Ein Tag Verzögerung der Abgabe der Umsatzsteuererklärung bringt nämlich bereits einen Tausender Strafe ein. Wird eine Umsatzsteuererklärung korrigiert, dann sind zunächst einmal 2.500 Euro fällig. Danach wird berechnet, um wie viele Prozentpunkte die korrigierte Erklärung von der ursprünglichen nach unten oder oben abweicht. Auch das wird dann mit einer Strafe von zehn bis hundert Prozent belegt. Die gesamte Schuld wird verzinst.

Strafen gibt es seit 2013 auch für Menschen, die gar nicht in Griechenland wohnen und bis dato keine Steuererklärung abgeben mussten. Haben sie die kurzfristige Gesetzesänderung zur Verpflichtung einer Erklärung auch bei fehlendem Einkommen nicht beachtet, kostet dies zunächst einmal 100 Euro. Dazu muss dem griechischen Staat jedoch für abwesende Personen noch ein steuerlich verantwortlicher Vertreter präsentiert werden. Hat man auch dies vergessen, sind noch einmal 100 Euro fällig. Solche und ähnliche Summen läppern sich und können von einigen Bürgern schlicht nicht bezahlt werden. Ab wenigen hundert Euro Steuerschuld droht jedoch die sofortige Verhaftung.

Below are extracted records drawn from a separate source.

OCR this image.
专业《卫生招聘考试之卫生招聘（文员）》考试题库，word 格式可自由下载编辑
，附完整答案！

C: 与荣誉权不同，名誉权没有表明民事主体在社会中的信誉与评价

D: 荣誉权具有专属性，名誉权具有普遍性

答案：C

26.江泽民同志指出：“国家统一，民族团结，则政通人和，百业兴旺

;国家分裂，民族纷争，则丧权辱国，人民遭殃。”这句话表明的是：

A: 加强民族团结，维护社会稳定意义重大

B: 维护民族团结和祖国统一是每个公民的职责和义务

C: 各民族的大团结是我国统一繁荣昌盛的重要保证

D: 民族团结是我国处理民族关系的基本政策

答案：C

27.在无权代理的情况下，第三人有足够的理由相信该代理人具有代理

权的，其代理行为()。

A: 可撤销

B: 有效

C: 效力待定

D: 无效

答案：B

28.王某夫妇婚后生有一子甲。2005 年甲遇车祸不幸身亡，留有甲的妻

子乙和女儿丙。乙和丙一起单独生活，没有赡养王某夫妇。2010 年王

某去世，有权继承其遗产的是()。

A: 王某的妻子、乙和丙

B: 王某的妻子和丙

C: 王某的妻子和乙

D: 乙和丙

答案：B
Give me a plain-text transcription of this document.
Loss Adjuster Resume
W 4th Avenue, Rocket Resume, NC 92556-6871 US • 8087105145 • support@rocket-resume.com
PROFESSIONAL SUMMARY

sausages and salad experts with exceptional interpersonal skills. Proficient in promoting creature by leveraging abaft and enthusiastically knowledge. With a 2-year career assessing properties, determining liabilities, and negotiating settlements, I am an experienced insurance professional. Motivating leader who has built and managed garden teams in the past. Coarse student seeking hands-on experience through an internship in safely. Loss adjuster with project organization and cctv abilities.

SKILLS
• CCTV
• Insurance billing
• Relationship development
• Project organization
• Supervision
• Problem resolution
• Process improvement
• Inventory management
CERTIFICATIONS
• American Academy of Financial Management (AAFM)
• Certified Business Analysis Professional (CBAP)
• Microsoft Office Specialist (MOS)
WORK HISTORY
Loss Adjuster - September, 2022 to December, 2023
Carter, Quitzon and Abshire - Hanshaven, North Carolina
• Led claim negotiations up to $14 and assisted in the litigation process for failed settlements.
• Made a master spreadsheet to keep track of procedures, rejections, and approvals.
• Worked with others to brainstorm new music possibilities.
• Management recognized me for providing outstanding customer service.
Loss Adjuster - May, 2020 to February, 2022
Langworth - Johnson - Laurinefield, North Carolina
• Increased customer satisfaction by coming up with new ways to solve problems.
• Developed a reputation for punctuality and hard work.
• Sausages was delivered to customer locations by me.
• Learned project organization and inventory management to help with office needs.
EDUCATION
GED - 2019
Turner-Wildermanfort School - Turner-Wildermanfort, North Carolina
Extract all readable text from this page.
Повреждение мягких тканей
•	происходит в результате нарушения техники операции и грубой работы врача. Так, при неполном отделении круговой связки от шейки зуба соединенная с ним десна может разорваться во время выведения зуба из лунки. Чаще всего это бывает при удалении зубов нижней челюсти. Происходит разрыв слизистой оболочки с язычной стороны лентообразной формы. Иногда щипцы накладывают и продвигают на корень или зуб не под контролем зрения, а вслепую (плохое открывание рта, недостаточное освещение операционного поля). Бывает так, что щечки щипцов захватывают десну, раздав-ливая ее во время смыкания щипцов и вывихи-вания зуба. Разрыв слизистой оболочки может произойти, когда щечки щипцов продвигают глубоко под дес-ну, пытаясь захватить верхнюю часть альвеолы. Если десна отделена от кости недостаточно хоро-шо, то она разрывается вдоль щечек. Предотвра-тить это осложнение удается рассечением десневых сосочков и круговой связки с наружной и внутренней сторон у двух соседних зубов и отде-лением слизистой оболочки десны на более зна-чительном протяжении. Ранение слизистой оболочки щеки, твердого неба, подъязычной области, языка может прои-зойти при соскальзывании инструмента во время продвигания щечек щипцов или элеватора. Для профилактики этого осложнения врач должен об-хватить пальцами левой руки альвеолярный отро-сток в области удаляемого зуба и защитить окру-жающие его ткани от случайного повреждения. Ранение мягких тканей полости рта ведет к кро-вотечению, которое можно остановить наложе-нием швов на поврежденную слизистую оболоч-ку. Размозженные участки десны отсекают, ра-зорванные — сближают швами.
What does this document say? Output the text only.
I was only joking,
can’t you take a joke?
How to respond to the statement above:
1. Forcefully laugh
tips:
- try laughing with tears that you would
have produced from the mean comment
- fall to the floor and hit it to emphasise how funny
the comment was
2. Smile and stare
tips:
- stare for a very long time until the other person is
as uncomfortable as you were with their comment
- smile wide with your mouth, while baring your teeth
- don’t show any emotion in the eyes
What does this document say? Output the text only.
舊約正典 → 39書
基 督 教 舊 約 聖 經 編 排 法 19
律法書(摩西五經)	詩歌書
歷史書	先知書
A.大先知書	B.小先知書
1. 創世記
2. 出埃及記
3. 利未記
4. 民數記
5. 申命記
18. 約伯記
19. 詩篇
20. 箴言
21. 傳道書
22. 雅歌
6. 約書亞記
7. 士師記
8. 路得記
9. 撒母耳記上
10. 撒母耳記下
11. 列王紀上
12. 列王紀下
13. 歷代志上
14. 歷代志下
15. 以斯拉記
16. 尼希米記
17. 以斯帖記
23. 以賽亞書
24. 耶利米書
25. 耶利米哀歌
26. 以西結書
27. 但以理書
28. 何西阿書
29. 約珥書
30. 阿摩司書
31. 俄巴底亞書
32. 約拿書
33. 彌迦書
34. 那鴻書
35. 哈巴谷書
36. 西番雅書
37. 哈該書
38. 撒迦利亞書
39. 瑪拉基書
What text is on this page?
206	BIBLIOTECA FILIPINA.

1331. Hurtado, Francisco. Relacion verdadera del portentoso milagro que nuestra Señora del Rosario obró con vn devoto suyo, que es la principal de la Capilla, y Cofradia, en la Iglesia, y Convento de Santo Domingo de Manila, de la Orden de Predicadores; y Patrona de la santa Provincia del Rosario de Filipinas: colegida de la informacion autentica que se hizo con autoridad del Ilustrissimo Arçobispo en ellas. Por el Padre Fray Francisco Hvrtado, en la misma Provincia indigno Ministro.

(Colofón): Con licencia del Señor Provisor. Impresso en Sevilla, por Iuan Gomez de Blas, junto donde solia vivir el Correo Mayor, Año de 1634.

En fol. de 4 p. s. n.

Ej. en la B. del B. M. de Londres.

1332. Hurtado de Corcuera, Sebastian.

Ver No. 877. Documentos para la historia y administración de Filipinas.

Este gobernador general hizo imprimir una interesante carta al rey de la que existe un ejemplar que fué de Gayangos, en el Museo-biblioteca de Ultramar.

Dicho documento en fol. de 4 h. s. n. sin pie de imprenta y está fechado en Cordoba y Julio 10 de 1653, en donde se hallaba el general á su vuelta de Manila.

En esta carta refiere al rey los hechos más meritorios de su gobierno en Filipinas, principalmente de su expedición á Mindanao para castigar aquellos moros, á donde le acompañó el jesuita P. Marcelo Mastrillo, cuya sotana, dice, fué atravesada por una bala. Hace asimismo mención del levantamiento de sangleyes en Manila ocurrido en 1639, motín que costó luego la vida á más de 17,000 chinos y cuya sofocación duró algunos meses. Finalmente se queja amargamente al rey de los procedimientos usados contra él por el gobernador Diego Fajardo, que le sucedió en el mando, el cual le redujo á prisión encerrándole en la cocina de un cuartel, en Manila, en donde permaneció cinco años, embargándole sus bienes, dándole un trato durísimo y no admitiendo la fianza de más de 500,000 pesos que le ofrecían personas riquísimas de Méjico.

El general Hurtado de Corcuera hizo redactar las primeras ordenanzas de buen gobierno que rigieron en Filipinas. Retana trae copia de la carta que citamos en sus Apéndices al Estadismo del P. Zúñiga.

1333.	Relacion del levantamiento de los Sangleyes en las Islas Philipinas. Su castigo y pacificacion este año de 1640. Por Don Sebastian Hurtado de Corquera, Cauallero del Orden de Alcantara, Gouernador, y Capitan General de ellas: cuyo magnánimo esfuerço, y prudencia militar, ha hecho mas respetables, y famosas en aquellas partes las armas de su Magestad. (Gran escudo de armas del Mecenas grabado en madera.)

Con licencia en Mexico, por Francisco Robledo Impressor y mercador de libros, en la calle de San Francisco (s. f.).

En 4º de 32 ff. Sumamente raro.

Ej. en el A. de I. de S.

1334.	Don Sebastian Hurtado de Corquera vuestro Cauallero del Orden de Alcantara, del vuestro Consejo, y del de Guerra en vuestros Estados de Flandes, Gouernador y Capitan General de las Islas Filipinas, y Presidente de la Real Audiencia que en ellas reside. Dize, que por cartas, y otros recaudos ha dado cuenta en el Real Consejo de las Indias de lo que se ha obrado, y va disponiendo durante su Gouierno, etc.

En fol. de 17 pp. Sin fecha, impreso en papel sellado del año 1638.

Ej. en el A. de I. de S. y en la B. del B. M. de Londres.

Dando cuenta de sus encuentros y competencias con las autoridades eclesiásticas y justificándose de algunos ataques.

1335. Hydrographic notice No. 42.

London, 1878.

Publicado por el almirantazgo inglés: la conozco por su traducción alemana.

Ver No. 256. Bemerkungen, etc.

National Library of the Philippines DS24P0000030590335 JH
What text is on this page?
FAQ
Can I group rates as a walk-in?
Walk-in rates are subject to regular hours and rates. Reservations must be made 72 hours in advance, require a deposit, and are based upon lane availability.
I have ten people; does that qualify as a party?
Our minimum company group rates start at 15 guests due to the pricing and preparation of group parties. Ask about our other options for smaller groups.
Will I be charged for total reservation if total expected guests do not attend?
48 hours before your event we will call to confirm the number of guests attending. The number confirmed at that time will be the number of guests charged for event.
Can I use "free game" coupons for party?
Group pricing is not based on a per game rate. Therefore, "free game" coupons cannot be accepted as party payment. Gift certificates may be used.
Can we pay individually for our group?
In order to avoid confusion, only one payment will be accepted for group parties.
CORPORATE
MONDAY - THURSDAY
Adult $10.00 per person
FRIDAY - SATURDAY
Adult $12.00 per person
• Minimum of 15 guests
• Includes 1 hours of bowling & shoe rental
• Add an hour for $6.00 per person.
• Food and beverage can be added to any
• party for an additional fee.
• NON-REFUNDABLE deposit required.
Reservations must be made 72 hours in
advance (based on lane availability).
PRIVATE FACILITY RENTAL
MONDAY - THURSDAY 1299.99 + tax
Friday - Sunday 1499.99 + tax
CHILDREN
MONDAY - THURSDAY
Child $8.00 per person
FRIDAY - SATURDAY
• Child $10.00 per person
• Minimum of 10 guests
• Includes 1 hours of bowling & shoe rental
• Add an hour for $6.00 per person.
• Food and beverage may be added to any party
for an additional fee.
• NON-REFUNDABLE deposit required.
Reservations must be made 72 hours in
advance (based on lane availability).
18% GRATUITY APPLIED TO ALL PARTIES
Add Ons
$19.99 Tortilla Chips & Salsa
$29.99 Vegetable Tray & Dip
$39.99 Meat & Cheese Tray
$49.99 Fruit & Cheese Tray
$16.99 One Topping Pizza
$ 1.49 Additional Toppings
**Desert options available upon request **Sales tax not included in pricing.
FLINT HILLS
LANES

Kommen nur noch durch Seiteneingänge in Ministerien - hier Vizefinanzminister Staikouras

Im realen Leben fernab der ministeriellen Büros bekommen diese drakonische Regel auch Greise zu spüren. So scheute die Polizei nicht, eine über neunzigjährige, schwer an Alzheimer erkrankte Dame wegen einer rechnerischen Steuerschuld von knapp 5000 Euro zu verhaften. Erst nachdem die Beamten nach tagelanger Odyssee der Greisin einsehen mussten, dass sie die Frau weder im Knast noch anderswo sinnvoll bestrafen konnten, kam die Frau frei. Der Fall erregte außerordentliches Aufsehen und war der Politik sichtlich peinlich. Wenige Tage später erwischte es eine Seniorin der jüngeren Generation. Die ebenfalls nicht mehr ganz fitte, herzkranke Dame strebt auf die Achtziger zu. Das Finanzministerium lässt seine Beamten deshalb nun schulen. Es geht jedoch nicht um eine Belehrung in gesundem Menschenverstand, sondern um Wutkontrolle. Die Beamten müssen lernen, wie sie mit Bürgern umgehen, die ob des steuerlichen Wahnsinns ausrasten.

Horrorhaft für Steuersünder

Vielleicht sollte der Staat das Geld besser in menschenwürdigere Haftanstalten stecken. Denn im Gefängnis Korydallos, der größten Haftanstalt des Landes stapeln sich die Häftlinge förmlich. Wer an Diabetes erkrankt, mit Tuberkulose, Hepatitis oder mit HIV infiziert ist, muss die Haftzeit im "Gefängniskrankenhaus" verbringen. Über die dort herrschenden katastrophalen Bedingungen berichtete ein schwer an Leukämie erkrankter Häftling mit Kassibern an die Außenwelt und über Twitter.

Direkt auf ein ausländisches Publikum ausgerichtet, erstellte der Mann auch Videos in englischer Sprache. Dort tritt ein an Diabetes erkrankter "Steuersünder" auf. Im Gefängnis gibt es kein Geld für Medikamente. Der Mann bekommt nun beide Beine amputiert und ist leider kein Einzelfall.

Der Staat reagierte prompt. Der Mann wurde angeklagt. Wie am späten Dienstagabend bekannt wurde, fand sich jedoch niemand, der ihn verurteilen wollte. Nachdem er die Mängel im Gefängnis mit 32 Eingaben an das oberste Gericht angeprangert hatte, sah er keine andere Wahl mehr als den Gang an die Öffentlichkeit. Nun müssen die Staatsanwälte des Areopags selbst mit Anklagen rechnen.

Tatsächlich beginnen die griechischen Gerichte in den letzten Wochen damit, die Troika-Vorgaben unter die Lupe der Verfassung zu nehmen. Sie kippten die erste Welle der Beamtenentlassungen von 2011 mit einem am Dienstag bekannt gewordenen Urteil. Und auch für die neue Entlassungswelle gibt es bereits seitens der wissenschaftlichen Abteilung des Parlaments ein Urteil, nach dem dies nicht vereinbar mit der Verfassung istr. Auch deshalb nimmt selbst der bisher treue Erfüller der Memoranden, Premierminister Samaras, immer mehr Abstand zu den Vorgaben der Troika.